Testing/validating this is going to be a bit tricky because it involves changing data. I've created a separate database on TEST that is a copy of the current one. On this copy I've run the upgrade scripts and the sandbox below is using it. There is a crontab that refreshes the sparse DB after UTC midnight so they will only have at most a day of drift.

The sandbox has a nightly cronjob to take snapshots of the database but it is currently disabled. What this means is that the database will drift throughout a day and catch up at midnight UTC.

I suggest we test this in two phases:

  1. Validate that the overall approach is sound, the non-snapshot-taking code works, and that the sparse DB sandbox matches the main TEST sandbox. This is going to be confirming that the user's "yesterday" stats are correct and that the stats (graphs and tables) match across the rounds.
  2. After we feel good with the code and the sparse format functionality I'll disable the sync and enable the snapshot crontab and we can validate that the nightly snapshot code is working like we want.

Sandbox: https://www.pgdp.org/~cpeel/c.branch/revamp-past-tallies-sandbox/

Current past_tallies sizes on TEST

# Main DB
mysql> select count(*) from past_tallies;
+----------+
| count(*) |
+----------+
|  2304294 |
+----------+
1 row in set (1.69 sec)

# Sparse DB
mysql> select count(*) from past_tallies;
+----------+
| count(*) |
+----------+
|     9027 |
+----------+
1 row in set (0.01 sec)
cpeel commented 2 months ago

I've created this testing code for a much more automated testing approach. The goal is to check that the data gathering functions in the current code against the main TEST database matches the new code against the sparse DB:

<?php
$relPath = "./pinc/";
include_once($relPath."base.inc");

include($relPath."udb_user.php");
echo "DB: $db_name\n";

foreach (get_all_current_tallyboards() as $tallyboard) {
    if ($tallyboard->holder_type != 'S') {
        continue;
    }
    echo "tally_name: {$tallyboard->tally_name}, holder_type: {$tallyboard->holder_type}\n";
    $time_of_latest_snapshot = $tallyboard->get_time_of_latest_snapshot();
    echo "    get_time_of_latest_snapshot: $time_of_latest_snapshot\n";
    echo "    get_info_from_latest_snapshot:\n";
    dump_array($tallyboard->get_info_from_latest_snapshot(1));
    echo "    get_info_re_largest_delta:\n";
    dump_array($tallyboard->get_info_re_largest_delta(1));
    $timestamps = [
        [0, $time_of_latest_snapshot + 100],
        [1430438400, $time_of_latest_snapshot + 100],
        [1639958400, $time_of_latest_snapshot + 100],
        [1430438400, 1639958400],
    ];
    echo "    get_delta_sum:\n";
    foreach ($timestamps as [$start, $end]) {
        echo "        $start-$end: " . $tallyboard->get_delta_sum(1, $start, $end) . "\n";
    }
    echo "    get_deltas:\n";
    dump_array($tallyboard->get_deltas(1, 0));
}

function dump_array($array)
{
    echo preg_replace("/^/m", "        ", json_encode($array, JSON_PRETTY_PRINT | JSON_NUMERIC_CHECK));
    echo "\n";
}

I ran this against both and did a diff between them:

cpeel@ip-172-31-12-95:~/public_html/c.branch/revamp-past-tallies-sandbox$ php test-Tallyboard.php  > /tmp/sparse.txt
cpeel@ip-172-31-12-95:/data/htdocs/c$ php test-Tallyboard.php > /tmp/full.txt
cpeel@ip-172-31-12-95:/data/htdocs/c$ diff /tmp/full.txt /tmp/sparse.txt
1c1
< DB: dp_utf8test
---
> DB: dp_project_shrink
cpeel commented 1 month ago

I've rebased the branch to fix the merge conflict.

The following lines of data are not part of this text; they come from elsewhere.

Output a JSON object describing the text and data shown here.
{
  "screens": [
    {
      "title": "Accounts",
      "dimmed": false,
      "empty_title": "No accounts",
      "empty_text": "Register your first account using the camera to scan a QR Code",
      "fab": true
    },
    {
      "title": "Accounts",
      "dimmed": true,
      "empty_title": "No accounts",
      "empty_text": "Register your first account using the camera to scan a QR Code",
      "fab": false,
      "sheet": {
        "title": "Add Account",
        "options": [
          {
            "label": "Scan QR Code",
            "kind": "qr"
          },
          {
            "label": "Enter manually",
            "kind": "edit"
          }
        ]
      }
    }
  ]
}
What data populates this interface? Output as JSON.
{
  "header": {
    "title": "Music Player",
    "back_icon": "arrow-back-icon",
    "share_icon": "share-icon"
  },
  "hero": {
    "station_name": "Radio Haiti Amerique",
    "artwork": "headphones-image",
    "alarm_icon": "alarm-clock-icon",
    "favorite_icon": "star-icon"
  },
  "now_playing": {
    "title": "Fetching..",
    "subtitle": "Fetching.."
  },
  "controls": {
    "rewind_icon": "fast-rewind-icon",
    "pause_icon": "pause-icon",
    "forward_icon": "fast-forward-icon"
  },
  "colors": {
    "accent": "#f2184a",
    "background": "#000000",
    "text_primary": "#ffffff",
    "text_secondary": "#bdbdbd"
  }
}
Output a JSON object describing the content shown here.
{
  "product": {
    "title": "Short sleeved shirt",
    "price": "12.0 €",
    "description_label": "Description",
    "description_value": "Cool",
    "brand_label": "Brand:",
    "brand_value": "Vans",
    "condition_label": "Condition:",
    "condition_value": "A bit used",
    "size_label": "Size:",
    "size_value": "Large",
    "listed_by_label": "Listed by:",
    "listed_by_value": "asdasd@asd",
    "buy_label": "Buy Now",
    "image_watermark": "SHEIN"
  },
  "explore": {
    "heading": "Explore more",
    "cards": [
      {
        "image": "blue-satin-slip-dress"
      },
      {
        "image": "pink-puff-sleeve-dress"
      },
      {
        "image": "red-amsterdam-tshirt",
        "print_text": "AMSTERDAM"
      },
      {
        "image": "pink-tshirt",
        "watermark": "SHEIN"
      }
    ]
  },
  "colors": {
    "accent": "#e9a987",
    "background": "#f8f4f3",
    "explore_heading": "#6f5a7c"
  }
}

I've updated the cronjob on TEST so that just before every UTC midnight the sandbox DB gets updated from the main TEST DB and the migration scripts run on it. Then just past midnight the nightly snapshot happens for the snapshot DB.

cpeel commented 1 month ago

These are great feedback Michael, thanks. I'll work through them tonight.

cpeel commented 1 month ago

Latest commit addresses the good feedback from @jmdyck.

The aforementioned validation script still shows no functional differences between the functions in master and those in this sandbox.

cpeel commented 1 month ago

My intent is to get this merged in before June 8th and rolled out in the June 12th deployment.